No dijo nada más. Pero justificaba su silencio dando chupadas al puro e impregnando el aire de aroma de la Vega. Cuando salió del mutismo, no pareció tenerme en cuenta.

– A un poeta, el personaje no le sale por falta de imaginación. Se le queda corto, aunque lo haga perfecto. Hay personajes como bibelots de Sajonia, o como rosas de invernadero, lindos e irreprochables; pero otros, no tan perfectos, asombran por su grandeza. Son personajes como catedrales destruidas, como montañas rotas. Es mejor que les falte lo que les falta. ¡Es tan hermosa la bóveda quebrada con el cielo claro encima! Da la idea de la grandeza humana. Irina, seguramente, fue un personaje bien hecho, pero de escaso alcance. Una cosa entre Ofelia y Porcia, pero mucho más cerca de Ofelia.

– ¿Quiere usted leer estos poemas?

Le ofrecí los que Irina me había dado aquella vez, ya milenariamente remota, en que esperábamos juntos y en que nos separábamos. Dudó antes de cogerlos. Después, los leyó seguidos, sin levantar la cabeza del papel, pero fumando. Me los devolvió.

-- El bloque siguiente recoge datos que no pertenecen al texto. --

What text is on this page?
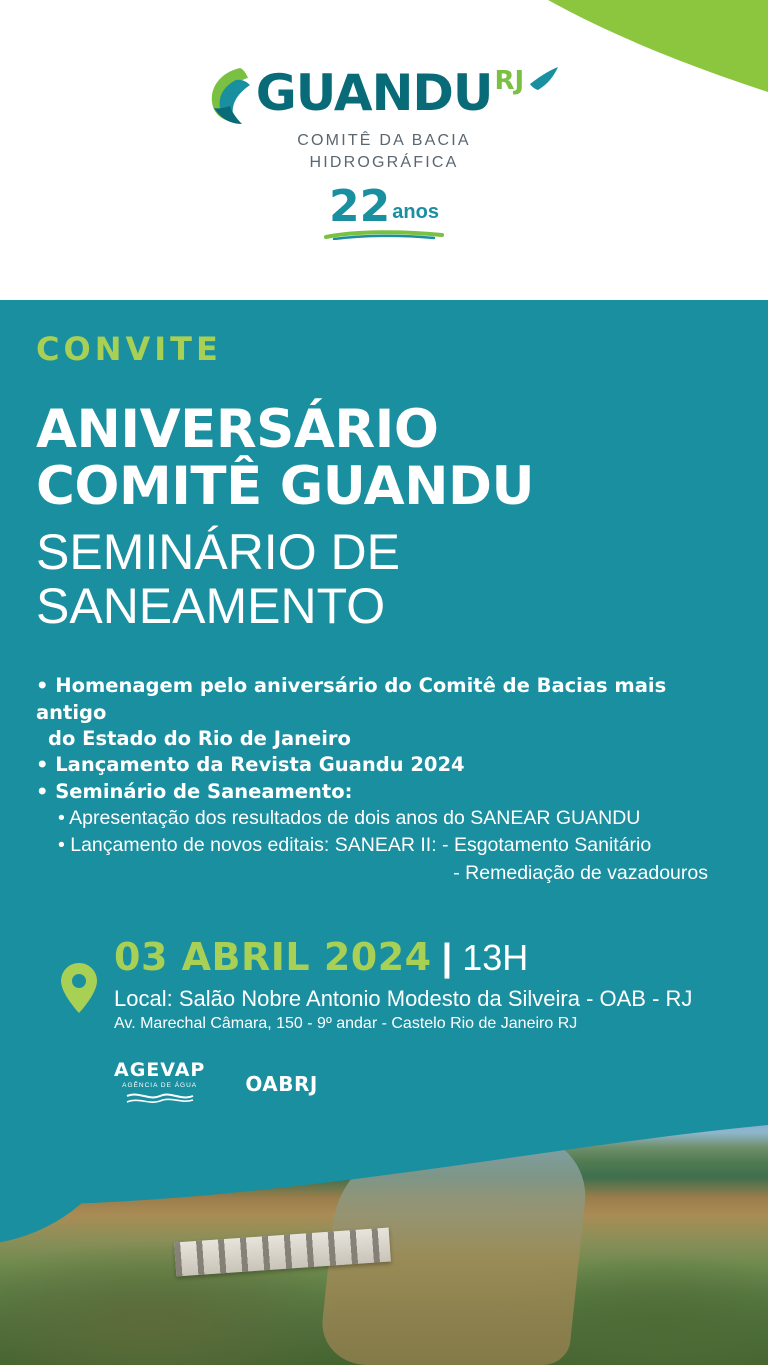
GUANDU RJ
COMITÊ DA BACIA
HIDROGRÁFICA
22 anos
CONVITE
ANIVERSÁRIO
COMITÊ GUANDU
SEMINÁRIO DE
SANEAMENTO
• Homenagem pelo aniversário do Comitê de Bacias mais antigo
do Estado do Rio de Janeiro
• Lançamento da Revista Guandu 2024
• Seminário de Saneamento:
• Apresentação dos resultados de dois anos do SANEAR GUANDU
• Lançamento de novos editais: SANEAR II: - Esgotamento Sanitário
- Remediação de vazadouros
03 ABRIL 2024 | 13H
Local: Salão Nobre Antonio Modesto da Silveira - OAB - RJ
Av. Marechal Câmara, 150 - 9º andar - Castelo Rio de Janeiro RJ
AGEVAP
AGÊNCIA DE ÁGUA	OABRJ
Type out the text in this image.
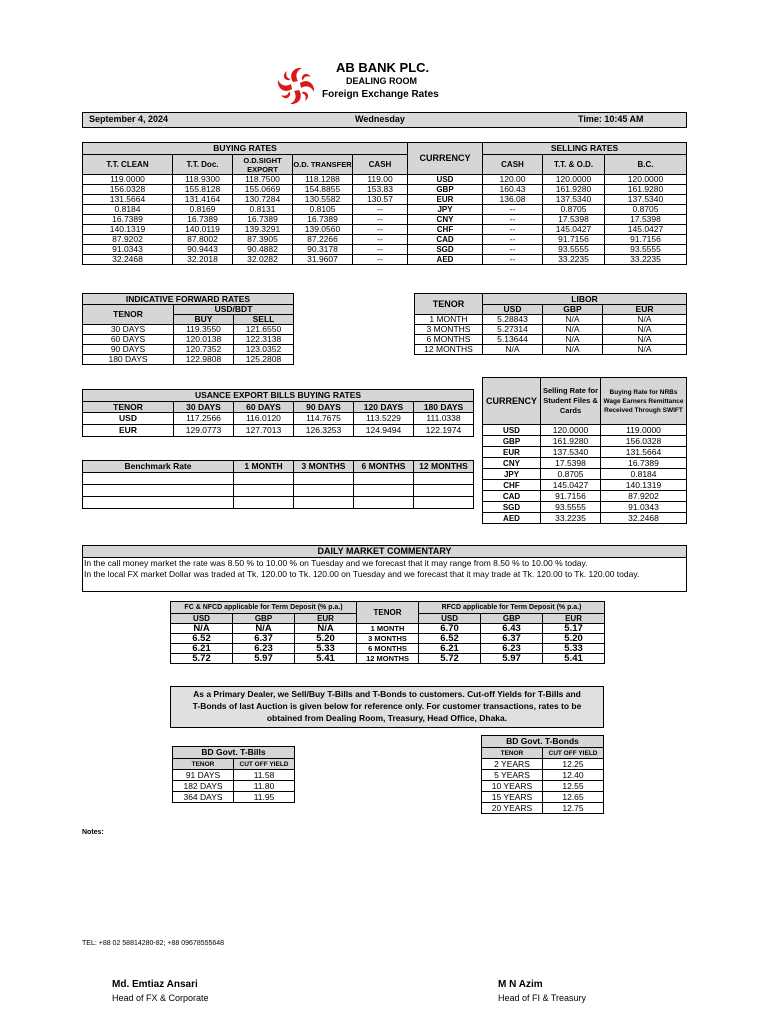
AB BANK PLC.
DEALING ROOM
Foreign Exchange Rates
September 4, 2024	Wednesday	Time: 10:45 AM
BUYING RATES					CURRENCY	SELLING RATES		
T.T. CLEAN	T.T. Doc.	O.D.SIGHT EXPORT	O.D. TRANSFER	CASH		CASH	T.T. & O.D.	B.C.

119.0000	118.9300	118.7500	118.1288	119.00	USD	120.00	120.0000	120.0000
156.0328	155.8128	155.0669	154.8855	153.83	GBP	160.43	161.9280	161.9280
131.5664	131.4164	130.7284	130.5582	130.57	EUR	136.08	137.5340	137.5340
0.8184	0.8169	0.8131	0.8105	--	JPY	--	0.8705	0.8705
16.7389	16.7389	16.7389	16.7389	--	CNY	--	17.5398	17.5398
140.1319	140.0119	139.3291	139.0560	--	CHF	--	145.0427	145.0427
87.9202	87.8002	87.3905	87.2266	--	CAD	--	91.7156	91.7156
91.0343	90.9443	90.4882	90.3178	--	SGD	--	93.5555	93.5555
32.2468	32.2018	32.0282	31.9607	--	AED	--	33.2235	33.2235
INDICATIVE FORWARD RATES		
TENOR	USD/BDT	
	BUY	SELL
30 DAYS	119.3550	121.6550
60 DAYS	120.0138	122.3138
90 DAYS	120.7352	123.0352
180 DAYS	122.9808	125.2808
TENOR	LIBOR		
	USD	GBP	EUR
1 MONTH	5.28843	N/A	N/A
3 MONTHS	5.27314	N/A	N/A
6 MONTHS	5.13644	N/A	N/A
12 MONTHS	N/A	N/A	N/A
USANCE EXPORT BILLS BUYING RATES					
TENOR	30 DAYS	60 DAYS	90 DAYS	120 DAYS	180 DAYS
USD	117.2566	116.0120	114.7675	113.5229	111.0338
EUR	129.0773	127.7013	126.3253	124.9494	122.1974
Benchmark Rate	1 MONTH	3 MONTHS	6 MONTHS	12 MONTHS

CURRENCY	Selling Rate for Student Files & Cards	Buying Rate for NRBs Wage Earners Remittance Received Through SWIFT
USD	120.0000	119.0000
GBP	161.9280	156.0328
EUR	137.5340	131.5664
CNY	17.5398	16.7389
JPY	0.8705	0.8184
CHF	145.0427	140.1319
CAD	91.7156	87.9202
SGD	93.5555	91.0343
AED	33.2235	32.2468
DAILY MARKET COMMENTARY
In the call money market the rate was 8.50 % to 10.00 % on Tuesday and we forecast that it may range from 8.50 % to 10.00 % today.
In the local FX market Dollar was traded at Tk. 120.00 to Tk. 120.00 on Tuesday and we forecast that it may trade at Tk. 120.00 to Tk. 120.00 today.
FC & NFCD applicable for Term Deposit (% p.a.)			TENOR	RFCD applicable for Term Deposit (% p.a.)		
USD	GBP	EUR		USD	GBP	EUR
N/A	N/A	N/A	1 MONTH	6.70	6.43	5.17
6.52	6.37	5.20	3 MONTHS	6.52	6.37	5.20
6.21	6.23	5.33	6 MONTHS	6.21	6.23	5.33
5.72	5.97	5.41	12 MONTHS	5.72	5.97	5.41
As a Primary Dealer, we Sell/Buy T-Bills and T-Bonds to customers. Cut-off Yields for T-Bills and
T-Bonds of last Auction is given below for reference only. For customer transactions, rates to be
obtained from Dealing Room, Treasury, Head Office, Dhaka.
BD Govt. T-Bills	
TENOR	CUT OFF YIELD
91 DAYS	11.58
182 DAYS	11.80
364 DAYS	11.95
BD Govt. T-Bonds	
TENOR	CUT OFF YIELD
2 YEARS	12.25
5 YEARS	12.40
10 YEARS	12.55
15 YEARS	12.65
20 YEARS	12.75
Notes:
TEL: +88 02 58814280-82; +88 09678555648
Md. Emtiaz Ansari
Head of FX & Corporate
M N Azim
Head of FI & Treasury
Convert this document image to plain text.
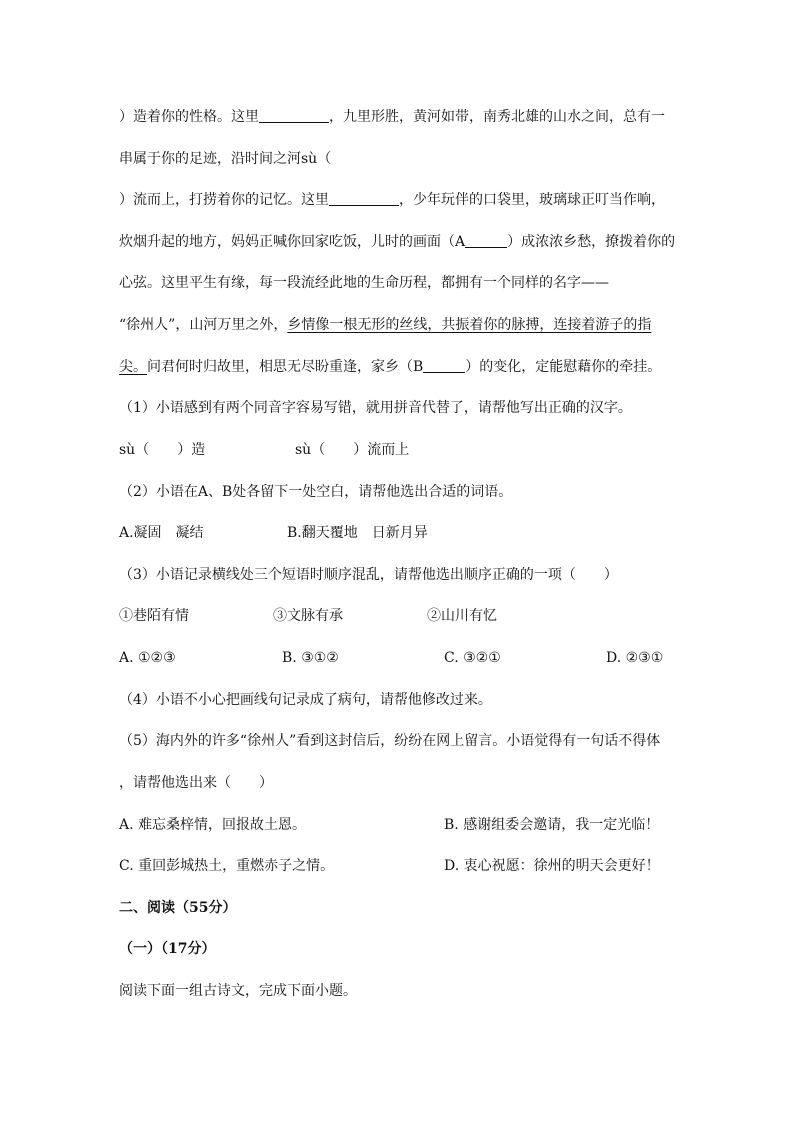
）造着你的性格。这里	，九里形胜，黄河如带，南秀北雄的山水之间，总有一
串属于你的足迹，沿时间之河sù（
）流而上，打捞着你的记忆。这里	，少年玩伴的口袋里，玻璃球正叮当作响，
炊烟升起的地方，妈妈正喊你回家吃饭，儿时的画面（A	）成浓浓乡愁，撩拨着你的
心弦。这里平生有缘，每一段流经此地的生命历程，都拥有一个同样的名字——
“徐州人”，山河万里之外，乡情像一根无形的丝线，共振着你的脉搏，连接着游子的指
尖。问君何时归故里，相思无尽盼重逢，家乡（B	）的变化，定能慰藉你的牵挂。
（1）小语感到有两个同音字容易写错，就用拼音代替了，请帮他写出正确的汉字。
sù（　　）造	sù（　　）流而上
（2）小语在A、B处各留下一处空白，请帮他选出合适的词语。
A.凝固　凝结	B.翻天覆地　日新月异
（3）小语记录横线处三个短语时顺序混乱，请帮他选出顺序正确的一项（　　）
①巷陌有情	③文脉有承	②山川有忆
A. ①②③	B. ③①②	C. ③②①	D. ②③①
（4）小语不小心把画线句记录成了病句，请帮他修改过来。
（5）海内外的许多“徐州人”看到这封信后，纷纷在网上留言。小语觉得有一句话不得体
，请帮他选出来（　　）
A. 难忘桑梓情，回报故土恩。	B. 感谢组委会邀请，我一定光临！
C. 重回彭城热土，重燃赤子之情。	D. 衷心祝愿：徐州的明天会更好！
二、阅读（55分）
（一）（17分）
阅读下面一组古诗文，完成下面小题。
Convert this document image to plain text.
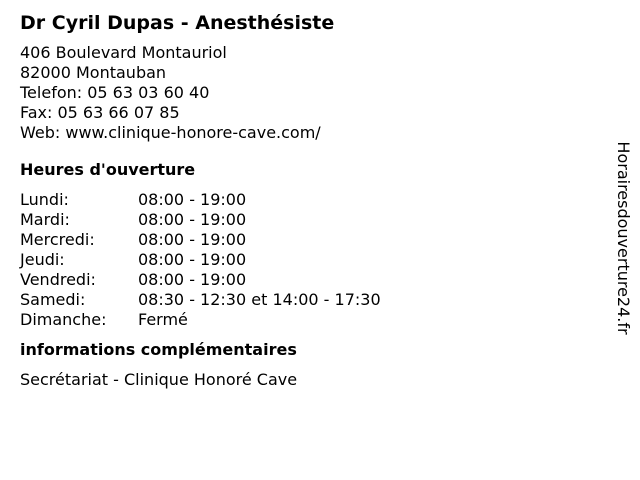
Dr Cyril Dupas - Anesthésiste
406 Boulevard Montauriol
82000 Montauban
Telefon: 05 63 03 60 40
Fax: 05 63 66 07 85
Web: www.clinique-honore-cave.com/
Heures d'ouverture
Lundi:	08:00 - 19:00
Mardi:	08:00 - 19:00
Mercredi:	08:00 - 19:00
Jeudi:	08:00 - 19:00
Vendredi:	08:00 - 19:00
Samedi:	08:30 - 12:30 et 14:00 - 17:30
Dimanche:	Fermé
informations complémentaires
Secrétariat - Clinique Honoré Cave
Horairesdouverture24.fr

– ¿Usted es ese que dormía con ella cuando Dios la agarró del cabello y tiró hacia arriba? ¿Es usted?

– Sí.

– ¿Quién es usted?

Me encogí de hombros.

– ¿Qué más da? Me sería imposible explicárselo. Lo mismo que a usted le es imposible entender esos hechos que Irina relata en sus poemas. Para usted, los límites de Irina los marca Porcia. Bueno, también podría marcarlos Hedda Gabbler, ¿verdad? Pero ella siguió otro camino, y llegó mucho más alto, a un lugar donde los hombres generalmente no llegan, y que a los poetas les es difícil imaginar. Usted no puede entenderlo.

Entonces, se levantó del asiento calmosamente, con el aplomo de un rey. Yo permanecí en mi escabel bajito. Me miraba desde lo alto, y, en un momento, creí que me despreciaba desde el monte Sinaí. Me dijo (y su voz no parecía la misma):

– Se lo puedo explicar. Cuando la tuve hecha, le soplé en la frente. ¿No lo había imaginado? ¿O es que no puede hacerlo? Soplé en su frente y un alma le creció dentro. No como una mariposa, sino un soplo, pero usted puede creer lo que quiera. Me tienen aquí encerrado para que no haga otras como ella. Pero, un día, éstos se irán, o los arrojará el fuego del cielo, y, entonces, llenaré el mundo de mujeres más grandes y más profundas que las de Shakespeare, y les encomendaré la misión de engendrar una Humanidad distinta. ¿Qué más da que tenga sangre o alambres? Lo importante es el soplo, amigo mío. Los franceses dicen souffle, ¿verdad? Allá ellos. Los franceses no me importan.

Había una desproporción harto evidente entre la magnificencia de la voz y la trivialidad de las palabras. Y la voz creció tanto como la voz de un órgano entregado al capricho de un loco sublime. Al final ya no fue más que un estrépito inmenso de trompetas: las palabras se habían reducido a cuá, cuá, cuá.

6

No creo que Wladimir Siffel fuese un loco; había en sus maneras, en sus gestos, en los distintos tonos de su voz, una unidad de estilo que no suelen alcanzar los más cumplidos esquizofrénicos, menos aún los paranoicos, que es a lo que él jugaba. Ha acontecido, alguna vez, que un hombre se haga el loco para que lo lleven al manicomio, pero no es tan frecuente simular la alienación por solidaridad con el ambiente, y bastante menos fácil. Habrá seguramente causas que no puedo conjeturar, o secretos personales de imposible dilucidación. El caso era que Siffel se hacía el loco, quizá fuese feliz, o meramente se divirtiese, o quizá formase parte de un plan más amplio de libertad o de venganza, que no se me alcanzaba. Mi llegada y la razón de mi llegada le permitieron, con toda seguridad, introducir variantes inesperadas en su papel diario, variantes estéticas, acaso sólo por su gusto personal, o tal vez por asombrarme: debo decir que le sorprendí un par de miradas astutas y, sobre todo, que, en alguna ocasión de las sublimes, espió los efectos en el espectador. Pueden imaginarse otras causas, pero el resultado es el mismo. Conviene recordar que las causas son incontables y los efectos verdaderamente pobres. ¿Por cuántos motivos suelen matar los hombres? Pues todos acaban en lo mismo.